# LeetCode111. Minimum Depth of Binary Tree（二叉树 / 搜索）

## LeetCode111. Minimum Depth of Binary Tree（链表 / 搜索）

• Easy
• Accepted：275,214
• Submissions：789,211

Given a binary tree, find its minimum depth.

The minimum depth is the number of nodes along the shortest path from the root node down to the nearest leaf node.

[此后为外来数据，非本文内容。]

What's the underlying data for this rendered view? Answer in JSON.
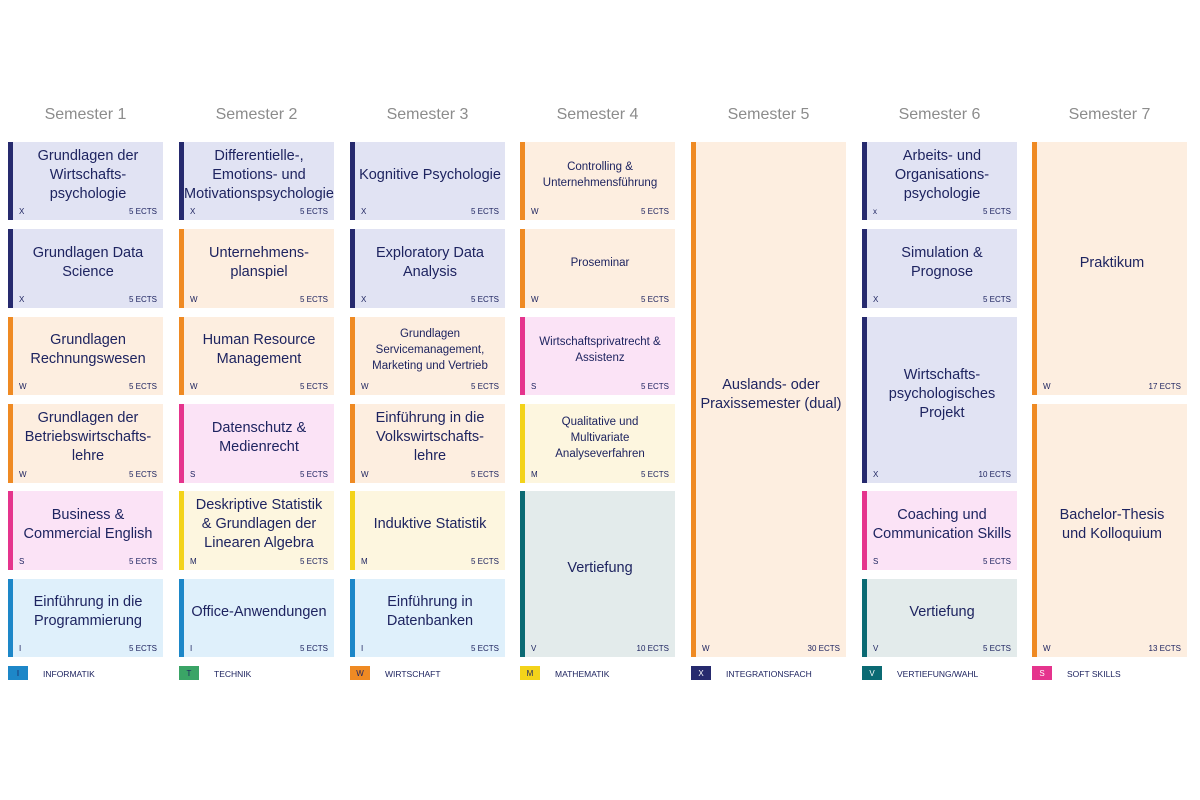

Note: A leaf is a node with no children.

Example:

Given binary tree [3,9,20,null,null,15,7],

    3
/ \
9  20
/  \
15   7

return its minimum depth = 2.

### 链接

https://leetcode.com/problems/minimum-depth-of-binary-tree

### 题解

• 使用dfs，对当前结点，如果它的左子树为空，那么就得考虑它的右子树；如果它的右子树为空，那么就得考虑它的左子树，如果都不为空，那么就取左右子树深度的最小值。因为如果恰好有一个子树为空，那么当前结点就不是叶子节点，而深度只能从非空子树中产生。
• 使用bfs，层次遍历，对于当前结点，如果其左子树和右子树都为空，那么直接返回就行了。
• 实际上使用bfs比较好，考虑一颗二叉树，如果它的左子树有100个结点，右子树只有1个结点，那么使用dfs需要遍历101个结点而bfs只需要遍历2个结点。

### 代码

• Runtime: 16 ms, faster than 99.78% of C++ online submissions for Minimum Depth of Binary Tree.
• Memory Usage: 19.8 MB, less than 58.91% of C++ online submissions for Minimum Depth of Binary Tree.
// dfs

class Solution {
public:
int minDepth(TreeNode* root) {
if (root == NULL)
return 0;
int leftMinDepth = minDepth(root->left);
int rightMinDepth = minDepth(root->right);
return (leftMinDepth == 0 || rightMinDepth == 0) ?
leftMinDepth + rightMinDepth + 1 : min(leftMinDepth, rightMinDepth) + 1;
}
};
• Runtime: 16 ms, faster than 99.78% of C++ online submissions for Minimum Depth of Binary Tree.
• Memory Usage: 19.6 MB, less than 73.09% of C++ online submissions for Minimum Depth of Binary Tree.
// bfs

class Solution {
public:
int minDepth(TreeNode* root) {
if (root == NULL)
return 0;
queue <TreeNode* >q;
q.push(root);
int ans = 0;
while (!q.empty())
{
++ans;
int n = q.size();
for (int i = 0; i < n; ++i)
{
TreeNode* p = q.front();
q.pop();
if (p->left == NULL && p->right == NULL)
return ans;
if (p->left != NULL)
q.push(p->left);
if (p->right != NULL)
q.push(p->right);
}
}
return 0; // can not reach
}
};

### 参考

https://leetcode.com/problems/minimum-depth-of-binary-tree/discuss/36045

The end.
2019年3月7日 星期四